8. The method of claim 7, wherein the ultrasound image data include 2-dimensional data, Doppler image data, Doppler spectrum data, M-mode image data, B-mode image data and ECG data, and wherein the image parameters include synchronization information necessary for synchronizing ultrasound image data, time interval information acquiring each frame in the ultrasound image data, image processing information necessary for processing the ultrasound image data and data indication information for indicating data information of the ultrasound image data.
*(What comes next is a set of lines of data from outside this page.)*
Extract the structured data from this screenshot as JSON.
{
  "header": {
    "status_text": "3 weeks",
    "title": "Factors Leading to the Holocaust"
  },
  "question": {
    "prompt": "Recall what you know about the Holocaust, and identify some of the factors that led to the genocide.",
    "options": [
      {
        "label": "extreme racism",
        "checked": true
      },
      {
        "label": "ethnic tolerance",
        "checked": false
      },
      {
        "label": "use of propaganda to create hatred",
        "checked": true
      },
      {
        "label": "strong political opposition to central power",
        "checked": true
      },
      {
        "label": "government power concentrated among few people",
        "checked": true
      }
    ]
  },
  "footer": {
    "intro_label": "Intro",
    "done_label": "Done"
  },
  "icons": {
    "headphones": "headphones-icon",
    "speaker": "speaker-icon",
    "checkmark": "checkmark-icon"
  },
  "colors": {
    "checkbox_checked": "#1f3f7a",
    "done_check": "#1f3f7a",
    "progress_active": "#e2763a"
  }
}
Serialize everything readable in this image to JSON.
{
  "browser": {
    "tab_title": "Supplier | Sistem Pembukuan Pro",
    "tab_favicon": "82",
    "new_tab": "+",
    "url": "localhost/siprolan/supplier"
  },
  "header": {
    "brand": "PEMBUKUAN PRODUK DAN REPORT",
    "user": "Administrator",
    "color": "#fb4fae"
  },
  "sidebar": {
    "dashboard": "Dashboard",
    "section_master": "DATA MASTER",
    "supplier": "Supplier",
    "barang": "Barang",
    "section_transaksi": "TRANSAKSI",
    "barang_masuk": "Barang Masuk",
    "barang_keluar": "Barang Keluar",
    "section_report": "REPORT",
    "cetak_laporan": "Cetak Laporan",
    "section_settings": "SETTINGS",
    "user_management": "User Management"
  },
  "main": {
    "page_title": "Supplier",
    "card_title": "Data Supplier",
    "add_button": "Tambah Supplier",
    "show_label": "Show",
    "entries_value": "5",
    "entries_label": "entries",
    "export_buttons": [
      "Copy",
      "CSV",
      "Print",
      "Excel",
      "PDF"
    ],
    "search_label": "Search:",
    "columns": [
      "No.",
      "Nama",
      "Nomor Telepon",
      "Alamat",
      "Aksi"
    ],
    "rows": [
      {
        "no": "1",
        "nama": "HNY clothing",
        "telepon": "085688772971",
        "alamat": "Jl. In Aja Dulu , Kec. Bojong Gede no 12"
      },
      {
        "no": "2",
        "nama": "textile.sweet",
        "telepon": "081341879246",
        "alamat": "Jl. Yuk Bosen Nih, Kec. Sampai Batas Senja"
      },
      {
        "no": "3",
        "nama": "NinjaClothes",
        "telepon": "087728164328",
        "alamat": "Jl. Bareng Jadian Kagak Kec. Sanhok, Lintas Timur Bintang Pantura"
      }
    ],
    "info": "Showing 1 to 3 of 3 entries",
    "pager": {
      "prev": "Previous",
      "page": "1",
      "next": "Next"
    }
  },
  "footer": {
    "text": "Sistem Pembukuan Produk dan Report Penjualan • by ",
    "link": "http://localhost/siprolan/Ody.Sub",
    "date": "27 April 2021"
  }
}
9. A method of reading out ultrasound data from an external ultrasound unit in an ultrasound diagnostic system, comprising the steps of:

a) selecting a data reading mode;

b) searching desirable ultrasound data in an external storing unit, the ultrasound data including ultrasound image data and image parameters related to the ultrasound image data;

c) checking whether to decompress the ultrasound image data;

d) decompressing the ultrasound image data; and

e) outputting the ultrasound image data together with the image parameters.

10. The method of claim 9, wherein the ultrasound image data include 2-dimensional data, Doppler image data, Doppler spectrum data, M-mode image data, B-mode image data and ECG data, and wherein the image parameters include synchronization information necessary for synchronizing ultrasound image data, time interval information acquiring each frame in the ultrasound image data, image processing information necessary for processing the ultrasound image data and data indication information for indicating data information of the ultrasound image data.